The rights group said in a report that victims were accused of being supporters of the Oromo Liberation Army, the breakaway armed wing of the Oromo Liberation Front, which the government had previously declared a terrorist movement but which has been unbanned by Prime Minister Abiy Ahmed.
“Security forces have continued to violate human rights despite reforms introduced by Prime Minister Abiy Ahmed, and this is due to widespread impunity and lack of accountability for those violations,” Amnesty International’s Ethiopia researcher Fisseha Tekle said.
The Ethiopian army, the prime minister’s office and the Oromiya and the Amhara police did not immediately respond to requests for comment.
Daniel Bekele, the head of Ethiopia’s human rights commission, told Reuters that Amnesty’s findings “should be taken very seriously”.
Abiy has brought in reforms that included removing a ban on political parties, releasing political prisoners and welcoming home exiled militant groups such as the Oromo Liberation Front.
But the new freedoms have also meant long-repressed tensions have surged between the country’s many ethnic groups.
Since December 2018 the Ethiopian army has been deployed in Western and Southern Oromiya to combat an insurgency by the Oromo Liberation Army.

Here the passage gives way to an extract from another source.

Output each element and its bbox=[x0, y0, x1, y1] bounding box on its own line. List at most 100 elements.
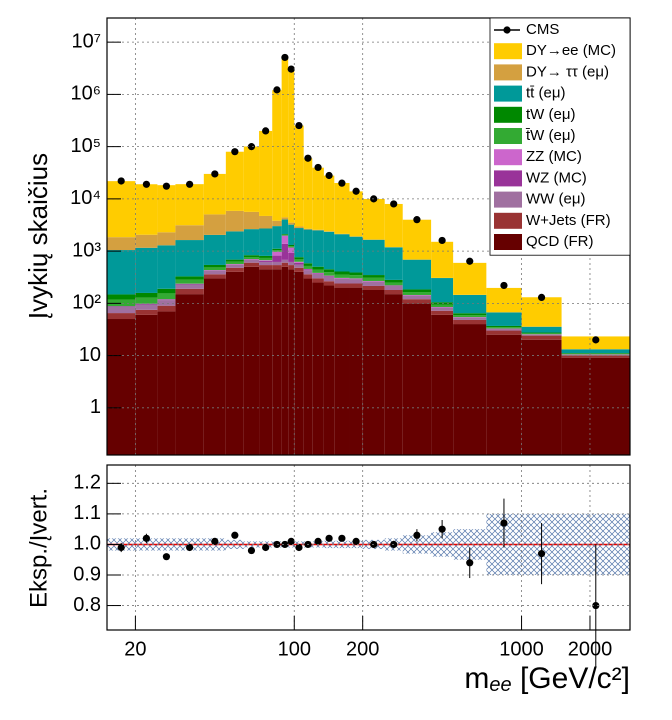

“The report is further proof that the new administration has not parted ways with the practice of forcefully stifling dissent, committing egregious human rights violations and carrying out extrajudicial killings,” the Oromo Liberation Front and the Oromo Federalist Congress, an opposition party, said in a joint statement, calling on the government to investigate the findings.
Based on interviews with 80 victims or direct witnesses of violence, Amnesty’s report said the Ethiopian army and regional security forces in Amhara and Oromiya were involved in inter- ethnic killings, mass arbitrary detentions and rape.